When Leigh Davenport was in her mid-20s living in Harlem, N.Y., preoccupied with figuring out how to climb corporate and social ladders and scoring the best guy, she wanted to see her friend group on screen.
“At the time, there was a lot of reality TV that just showed Black women pouring drinks on each other and snatching weaves off and there was always a lot of conversation about how single Black women can’t get a man. There was so much enforcement of negative stereotypes and just a general air of negative energy, and I wanted something aspirational,” she tells Variety.
Deciding to be the change she wanted to see, Davenport drew on material from her own life to create “Run The World,” a half-hour comedy that follows four smart, funny and vibrant 30-something Black female friends and bows May 16 on Starz.
Because much of the series is a reflection of Davenport’s experiences, while the show was in production Davenport had moments of nostalgia because of her casting choices (the leads are played by Amber Stevens West, Andrea Bordeaux, Bresha Webb and Corbin Reid) and also because of filming locations.
“We got to film in some of my favorite restaurants and my favorite bar, and it was so nice to come back to the city. One of the brownstones that Matthew lives in is actually directly across the street from the apartment that I lived in for six years,” she says. “And the bench in the middle of the street that they sit on Episode 4? That’s my bench! It was such a sentimental and cool experience.”

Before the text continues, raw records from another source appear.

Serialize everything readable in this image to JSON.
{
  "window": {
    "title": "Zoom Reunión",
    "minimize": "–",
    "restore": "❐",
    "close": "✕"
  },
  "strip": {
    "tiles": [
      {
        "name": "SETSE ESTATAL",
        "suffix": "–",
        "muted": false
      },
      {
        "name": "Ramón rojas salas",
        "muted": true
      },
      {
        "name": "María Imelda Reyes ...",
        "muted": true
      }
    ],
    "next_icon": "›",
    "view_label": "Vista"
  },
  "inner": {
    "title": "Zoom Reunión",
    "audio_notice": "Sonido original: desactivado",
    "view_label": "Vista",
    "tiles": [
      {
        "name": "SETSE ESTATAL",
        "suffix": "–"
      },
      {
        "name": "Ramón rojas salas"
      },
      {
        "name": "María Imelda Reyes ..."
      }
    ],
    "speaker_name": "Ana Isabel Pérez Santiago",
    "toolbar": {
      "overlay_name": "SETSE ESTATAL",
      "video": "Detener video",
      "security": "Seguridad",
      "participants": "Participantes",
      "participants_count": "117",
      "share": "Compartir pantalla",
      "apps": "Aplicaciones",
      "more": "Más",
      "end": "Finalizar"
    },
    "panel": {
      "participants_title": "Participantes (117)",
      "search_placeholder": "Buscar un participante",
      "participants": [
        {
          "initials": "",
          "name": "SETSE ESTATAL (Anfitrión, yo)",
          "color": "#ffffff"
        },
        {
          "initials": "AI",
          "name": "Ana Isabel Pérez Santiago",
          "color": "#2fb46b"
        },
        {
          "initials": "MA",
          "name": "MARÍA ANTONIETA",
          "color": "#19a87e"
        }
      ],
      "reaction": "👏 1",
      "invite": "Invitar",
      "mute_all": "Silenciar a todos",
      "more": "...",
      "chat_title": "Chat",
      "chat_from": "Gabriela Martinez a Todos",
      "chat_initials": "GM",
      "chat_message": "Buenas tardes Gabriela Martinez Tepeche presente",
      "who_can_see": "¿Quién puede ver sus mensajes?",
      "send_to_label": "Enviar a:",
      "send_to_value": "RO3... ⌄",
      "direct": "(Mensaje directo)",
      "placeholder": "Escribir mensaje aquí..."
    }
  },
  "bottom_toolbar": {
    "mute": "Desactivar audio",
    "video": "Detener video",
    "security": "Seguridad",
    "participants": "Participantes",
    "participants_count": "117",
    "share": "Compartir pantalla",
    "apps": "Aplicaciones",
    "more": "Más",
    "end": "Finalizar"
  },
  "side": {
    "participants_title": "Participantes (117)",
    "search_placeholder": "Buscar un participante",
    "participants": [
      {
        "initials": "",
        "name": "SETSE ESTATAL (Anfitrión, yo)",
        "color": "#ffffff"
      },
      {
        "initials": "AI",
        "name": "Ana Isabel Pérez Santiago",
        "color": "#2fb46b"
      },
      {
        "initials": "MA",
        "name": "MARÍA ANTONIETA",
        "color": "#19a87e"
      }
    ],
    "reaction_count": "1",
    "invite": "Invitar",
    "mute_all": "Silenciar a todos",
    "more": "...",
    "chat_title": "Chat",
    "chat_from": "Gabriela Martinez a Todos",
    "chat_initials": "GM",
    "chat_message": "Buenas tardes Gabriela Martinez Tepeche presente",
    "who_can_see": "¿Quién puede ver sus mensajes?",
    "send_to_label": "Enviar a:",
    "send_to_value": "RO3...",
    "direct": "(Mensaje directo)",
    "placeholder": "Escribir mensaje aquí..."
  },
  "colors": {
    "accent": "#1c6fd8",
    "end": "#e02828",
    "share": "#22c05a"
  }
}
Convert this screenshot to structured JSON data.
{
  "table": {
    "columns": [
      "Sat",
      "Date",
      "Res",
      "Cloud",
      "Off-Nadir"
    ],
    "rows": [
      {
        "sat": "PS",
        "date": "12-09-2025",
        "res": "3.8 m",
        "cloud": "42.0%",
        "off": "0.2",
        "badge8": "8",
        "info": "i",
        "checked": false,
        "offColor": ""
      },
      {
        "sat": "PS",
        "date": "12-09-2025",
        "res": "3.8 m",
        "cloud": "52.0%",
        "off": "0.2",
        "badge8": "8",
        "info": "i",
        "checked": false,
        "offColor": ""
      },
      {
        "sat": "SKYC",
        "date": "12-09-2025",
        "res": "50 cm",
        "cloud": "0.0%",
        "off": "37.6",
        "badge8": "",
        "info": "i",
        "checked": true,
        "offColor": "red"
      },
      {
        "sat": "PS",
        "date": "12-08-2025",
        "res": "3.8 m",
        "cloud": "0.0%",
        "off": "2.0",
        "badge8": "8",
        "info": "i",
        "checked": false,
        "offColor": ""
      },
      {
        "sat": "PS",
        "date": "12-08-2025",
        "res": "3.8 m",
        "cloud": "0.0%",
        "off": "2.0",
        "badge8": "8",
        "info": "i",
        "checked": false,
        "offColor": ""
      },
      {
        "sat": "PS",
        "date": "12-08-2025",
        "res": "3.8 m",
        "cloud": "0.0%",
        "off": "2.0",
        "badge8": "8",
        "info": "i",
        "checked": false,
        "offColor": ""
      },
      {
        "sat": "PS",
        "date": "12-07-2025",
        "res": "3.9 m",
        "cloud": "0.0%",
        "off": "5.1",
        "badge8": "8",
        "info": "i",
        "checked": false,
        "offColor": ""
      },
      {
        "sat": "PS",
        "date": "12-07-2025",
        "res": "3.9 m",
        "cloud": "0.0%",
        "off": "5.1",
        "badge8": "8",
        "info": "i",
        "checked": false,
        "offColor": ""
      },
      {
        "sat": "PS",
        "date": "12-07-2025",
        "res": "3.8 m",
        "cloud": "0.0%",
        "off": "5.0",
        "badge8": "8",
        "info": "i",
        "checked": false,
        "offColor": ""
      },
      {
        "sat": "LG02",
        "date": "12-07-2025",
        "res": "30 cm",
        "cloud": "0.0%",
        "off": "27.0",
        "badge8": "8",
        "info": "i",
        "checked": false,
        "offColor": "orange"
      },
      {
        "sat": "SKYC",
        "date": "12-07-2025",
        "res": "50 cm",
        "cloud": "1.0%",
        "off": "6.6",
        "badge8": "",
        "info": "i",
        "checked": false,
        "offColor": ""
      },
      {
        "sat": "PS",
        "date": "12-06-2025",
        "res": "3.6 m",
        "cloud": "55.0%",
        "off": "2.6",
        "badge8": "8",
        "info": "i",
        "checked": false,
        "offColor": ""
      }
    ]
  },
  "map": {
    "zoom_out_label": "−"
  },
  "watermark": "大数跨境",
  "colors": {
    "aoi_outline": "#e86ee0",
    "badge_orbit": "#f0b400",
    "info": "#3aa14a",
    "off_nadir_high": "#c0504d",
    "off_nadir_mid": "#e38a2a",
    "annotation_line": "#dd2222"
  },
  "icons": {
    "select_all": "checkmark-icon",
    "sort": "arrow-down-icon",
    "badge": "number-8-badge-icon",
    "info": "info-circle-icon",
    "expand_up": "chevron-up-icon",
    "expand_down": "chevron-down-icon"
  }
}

“Run the World” is an unapologetically female show about enviable friendship and thriving together, for which Davenport shares she was heavily inspired by “Sex and the City.” (Being in college when it premiered launched, she notes she is part “of the generation of women that came of age” with the show.) Additionally, she credits “Girlfriends,” “Insecure,” “Girls” and “Living Single” for serving as additional muses.
The latter ended up being extra important to the evolution of “Run The World,” as “Living Single” creator Yvette Lee Bowser joined Davenport’s series as showrunner.
Working with Bowser, who also executive produces Netflix’s “Dear White People,” has been an “amazing learning experience,” Davenport says.
“She’s a legend in this industry. She’s touched every seminal African American show of my generation. And so to have her get on board and get behind me, and to set the tone of the show and to strongly support me by amplifying my voice and my vision was incredible. And to have the heft of what she knows and her experience, has really sharpened me and brought so much elevation to the project,” Davenport says.
While the show does focus on four Black women in Harlem, Davenport feels its central theme of friendship will speak to audiences of all backgrounds and origins.
“No matter your ethnicity, you want a group of real friends. Seeing girls that support each other and rag on each other and give each other crap and love each other, that’s relatable and that’s bigger than any artificial barriers,” she says, “so I just want people to enjoy their bond and enjoy the fun. If they come for the comedy and if they learn something about the culture and the community, then that’s an added amazing bonus.”